Leading organizations share one thing in common: a flair for reinvention. While no two organizations are alike, businesses that successfully manage and promote change have certain common traits that tie together a successful transformation project. Whether expanding rapidly and entering new markets – such as Accenture in the early 2000s – or changing to meet new customer needs and market dynamics – as in the case of US software giant Hewlett-Packard, which
recently announced its decision to split into two listed companies* – any business can be aided by a common approach to organizational transformation.

IBM went from being less of a computer manufacturer to more of a software developer in the 1990s and later embarked on a strategy of transformation that reshaped the business in fundamental ways. It outlines some guiding principles in its report The Road to a Smarter Enterprise.**

For example, it advises businesses to start a movement within their organization to gain buy-in from management and employees. “Successful transformation requires the active engagement of employees, for them to participate in the creation of what your organization truly wants to become.”

Others agree. “Being influential is more powerful than being in control,” explains Peter Cochrane, former Chief Technology Officer at telecommunication services company BT and an IT advisor to international industries and government. “If the board and managers are not leading change, then their workforce will drag them along.”

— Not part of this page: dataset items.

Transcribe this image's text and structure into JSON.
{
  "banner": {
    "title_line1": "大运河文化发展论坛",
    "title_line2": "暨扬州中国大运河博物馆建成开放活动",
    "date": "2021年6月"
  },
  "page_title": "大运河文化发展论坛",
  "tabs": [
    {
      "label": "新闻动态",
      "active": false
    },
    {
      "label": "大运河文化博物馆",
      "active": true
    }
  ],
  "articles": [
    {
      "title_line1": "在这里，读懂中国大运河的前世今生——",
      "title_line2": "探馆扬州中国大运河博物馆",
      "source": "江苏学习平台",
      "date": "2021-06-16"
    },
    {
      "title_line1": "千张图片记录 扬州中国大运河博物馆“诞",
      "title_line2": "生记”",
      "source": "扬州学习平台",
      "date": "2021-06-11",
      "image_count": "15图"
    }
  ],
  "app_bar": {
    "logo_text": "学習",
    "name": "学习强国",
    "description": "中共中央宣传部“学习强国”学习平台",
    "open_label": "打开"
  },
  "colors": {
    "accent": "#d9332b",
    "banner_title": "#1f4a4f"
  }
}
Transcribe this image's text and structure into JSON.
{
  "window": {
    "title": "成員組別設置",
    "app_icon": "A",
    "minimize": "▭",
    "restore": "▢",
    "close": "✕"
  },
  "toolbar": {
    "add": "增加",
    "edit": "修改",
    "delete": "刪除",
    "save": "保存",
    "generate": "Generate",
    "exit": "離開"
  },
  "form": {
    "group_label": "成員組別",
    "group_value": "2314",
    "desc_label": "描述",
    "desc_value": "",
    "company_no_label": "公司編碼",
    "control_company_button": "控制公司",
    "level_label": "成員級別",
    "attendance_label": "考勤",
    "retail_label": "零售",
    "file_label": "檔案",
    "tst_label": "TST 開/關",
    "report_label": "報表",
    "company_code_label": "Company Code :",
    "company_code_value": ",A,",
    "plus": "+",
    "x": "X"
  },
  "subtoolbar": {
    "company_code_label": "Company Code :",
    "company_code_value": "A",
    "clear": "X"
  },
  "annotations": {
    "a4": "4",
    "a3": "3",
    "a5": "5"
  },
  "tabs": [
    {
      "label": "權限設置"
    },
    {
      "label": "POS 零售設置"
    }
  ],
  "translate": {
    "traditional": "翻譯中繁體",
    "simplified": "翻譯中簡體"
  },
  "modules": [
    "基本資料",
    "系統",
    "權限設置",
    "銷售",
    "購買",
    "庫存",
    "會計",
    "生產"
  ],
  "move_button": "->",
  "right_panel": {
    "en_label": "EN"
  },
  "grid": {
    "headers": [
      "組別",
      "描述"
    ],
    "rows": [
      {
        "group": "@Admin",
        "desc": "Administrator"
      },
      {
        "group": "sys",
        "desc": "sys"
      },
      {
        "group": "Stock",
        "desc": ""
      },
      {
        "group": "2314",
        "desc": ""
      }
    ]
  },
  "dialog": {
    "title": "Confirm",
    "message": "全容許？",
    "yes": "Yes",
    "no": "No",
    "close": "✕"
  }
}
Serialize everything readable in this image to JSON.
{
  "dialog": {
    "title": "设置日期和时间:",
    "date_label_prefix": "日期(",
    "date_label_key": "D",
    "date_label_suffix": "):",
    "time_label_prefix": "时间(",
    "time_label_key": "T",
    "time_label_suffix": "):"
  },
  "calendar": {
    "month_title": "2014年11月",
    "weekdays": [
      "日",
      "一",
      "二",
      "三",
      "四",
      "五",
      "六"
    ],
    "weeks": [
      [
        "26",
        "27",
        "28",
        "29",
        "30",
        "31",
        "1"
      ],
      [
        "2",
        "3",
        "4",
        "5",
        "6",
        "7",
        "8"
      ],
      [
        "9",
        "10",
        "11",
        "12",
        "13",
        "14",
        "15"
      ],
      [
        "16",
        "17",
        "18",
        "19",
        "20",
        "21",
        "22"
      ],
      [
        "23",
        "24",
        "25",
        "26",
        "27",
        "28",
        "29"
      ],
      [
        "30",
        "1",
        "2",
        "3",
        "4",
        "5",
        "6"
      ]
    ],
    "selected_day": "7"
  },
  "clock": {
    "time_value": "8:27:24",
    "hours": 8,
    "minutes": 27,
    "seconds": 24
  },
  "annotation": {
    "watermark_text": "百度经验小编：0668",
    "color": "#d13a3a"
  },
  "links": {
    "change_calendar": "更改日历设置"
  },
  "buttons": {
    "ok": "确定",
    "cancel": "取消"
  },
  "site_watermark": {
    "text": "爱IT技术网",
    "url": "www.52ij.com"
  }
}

In The Road to a Smarter Enterprise, IBM goes on to recommend establishing clear transformation governance. How often does a big transformation project kick off with a big bang and lots of enthusiasm, only to gradually fade into the background? Projects need a clear structure to help oversee them and ensure long-term success. “Governance not only helps to shape your strategy and prioritize investments; it is where the overarching metrics are debated and decided and where business value ultimately gets measured.”

At the heart of any transformation project is the need to better align the organization’s IT operating model with its market strategy. As such, the chief information officer (CIO) has a key role to play in supporting business transformation. Business processes must be simplified, standardized and centralized. But new technology on its own doesn’t transform a business or fix a flawed process. It can, however, accelerate progress and support people as they work in new ways.

“Technology is about the empowerment of the individual, doing more with less – or, better, doing far, far more with the same,” says Cochrane. “If a particular technology does not benefit you or your organization, don’t adopt it, but do look for others that do.”

The CIO must:

  • Define an IT strategy that includes strong, central IT governance
  • Align their company’s IT operating model with its market strategy, running IT like a business based on a managed-services approach
  • Strengthen IT performance measurement processes

“IT should now be core to the business success and vital to ongoing operations and transformation,” emphasizes Cochrane. “It has to be at the core of any business transformation driven by competition and empowered by technological advance.”

* S. Mukherjee and E. Chan, “Hewlett-Packard to split into two public companies,” Reuters, October 2014, reuters.com/article/2014/10/06/us-hp-restructuring-idUSKCN0HV0U720141006, accessed November 2014.
** The Road to a Smarter Enterprise: IBM’s transformation journey, IBM, 2010, ibm.com/smarterplanet/global/files/se__sv_se__products__the_road_to_a_smarter_enterprise__.pdf, accessed November 2014.